Defendant's claim that his sentence was imposed in retaliation for his choice to reject a proposed plea agreement and to exercise his right to trial is unpreserved (see People v Hurley, 75 NY2d 887, 888 [1990]; People v Martinez, 144 AD3d 1326, 1326 [2016], lv denied 28 NY3d [*4]1186 [2017]). In any event, the mere fact that defendant's aggregate prison sentence was greater than those offered in two pretrial plea offers that he rejected "is not proof that defendant was penalized for exercising his right to a jury trial" (People v Robinson, 72 AD3d 1277, 1278 [2010], lv denied 15 NY3d 809 [2010]; accord People v Young, 86 AD3d 796, 800 [2011], lv denied 17 NY3d 905 [2011]). Notably, the sentences that defendant were offered before trial contemplated guilty pleas to only one felony, while his ultimate sentence arose from his convictions for multiple felonies and misdemeanors. As for the claim that the sentence is harsh and excessive, upon consideration of defendant's extensive criminal history and failure to express remorse, we find no extraordinary circumstances or abuse of discretion warranting a modification (see People v Lee, 129 AD3d 1295, 1300 [2015], lv denied 27 NY3d 1001 [2016]; People v Sudler, 75 AD3d 901, 906 [2010], lv denied 15 NY3d 956 [2010]).

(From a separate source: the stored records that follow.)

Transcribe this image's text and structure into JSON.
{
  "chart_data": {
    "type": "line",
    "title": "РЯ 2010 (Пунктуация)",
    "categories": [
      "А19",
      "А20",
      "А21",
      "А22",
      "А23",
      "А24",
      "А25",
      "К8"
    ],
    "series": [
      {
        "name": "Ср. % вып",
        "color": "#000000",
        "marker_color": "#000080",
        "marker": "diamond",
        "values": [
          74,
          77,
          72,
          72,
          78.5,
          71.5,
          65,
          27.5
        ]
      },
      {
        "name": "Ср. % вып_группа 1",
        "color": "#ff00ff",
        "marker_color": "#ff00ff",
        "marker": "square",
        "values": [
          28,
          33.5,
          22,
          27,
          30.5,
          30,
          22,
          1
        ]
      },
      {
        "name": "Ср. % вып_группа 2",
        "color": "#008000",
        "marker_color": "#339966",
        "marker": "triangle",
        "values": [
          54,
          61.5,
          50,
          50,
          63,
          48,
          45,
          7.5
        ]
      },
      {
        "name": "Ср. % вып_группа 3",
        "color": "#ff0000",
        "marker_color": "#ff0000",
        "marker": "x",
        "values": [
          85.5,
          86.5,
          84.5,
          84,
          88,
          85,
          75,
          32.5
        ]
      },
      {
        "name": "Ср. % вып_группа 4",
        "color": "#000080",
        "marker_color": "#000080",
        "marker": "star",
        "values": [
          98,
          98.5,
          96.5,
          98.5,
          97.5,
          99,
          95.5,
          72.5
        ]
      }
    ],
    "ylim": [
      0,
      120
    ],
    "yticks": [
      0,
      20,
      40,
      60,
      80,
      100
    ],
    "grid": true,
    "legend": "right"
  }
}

Supreme Court did not err in denying defendant's CPL 440.10 motion without a hearing, as the allegations raised therein were based upon information in the record and, thus, were reviewable on direct appeal (see CPL 440.10 [2] [b]). Defendant now contends that one of these claims — that the People committed prosecutorial misconduct by failing to disclose the conflict of interest created by the CI's representation by the same counsel who originally represented defendant — depends on evidence outside the record as to when the People learned of the conflict or when knowledge of the conflict could be imputed to them. However, this argument disregards the fact that the first indictment did not arise from the controlled transactions involving the CI. Thus, no conflict existed until the first indictment was consolidated with the second indictment, from which the conflict of interest arose. The record reveals that the consolidation took place in May 2014, and that new counsel was assigned for defendant later that same month. Defendant makes no claim that he received ineffective assistance of counsel as a result of the conflict during this brief period, and, as his defense could not have been harmed by a conflict that did not exist, any information about the period before the consolidation would be irrelevant. Thus, the motion was properly denied (see People v Herbert, 147 AD3d 1208, 1210-1211 [2017]; People v Jones, 101 AD3d 1482, 1483 [2012], lv denied 21 NY3d 1017 [2013]; People v Vallee, 97 AD3d 972, 974 [2012], lv denied 20 NY3d 1104 [2013]).
Defendant's remaining contentions, including those raised in his pro se submission, have been examined and found to be lacking in merit.
Egan Jr., Clark, Mulvey and Rumsey, JJ., concur.
ORDERED that the judgment and order are affirmed.
Footnote 1: The juror used the term "second" while describing his relationship with two cousins, and it was unclear whether he was referring to the cousin who was the witness.
Footnote 2: Contrary to the People's claim, the record clearly establishes that defendant exercised all of his peremptory challenges. Also, contrary to defendant's claim, it is clear that defendant exercised the additional peremptory challenge.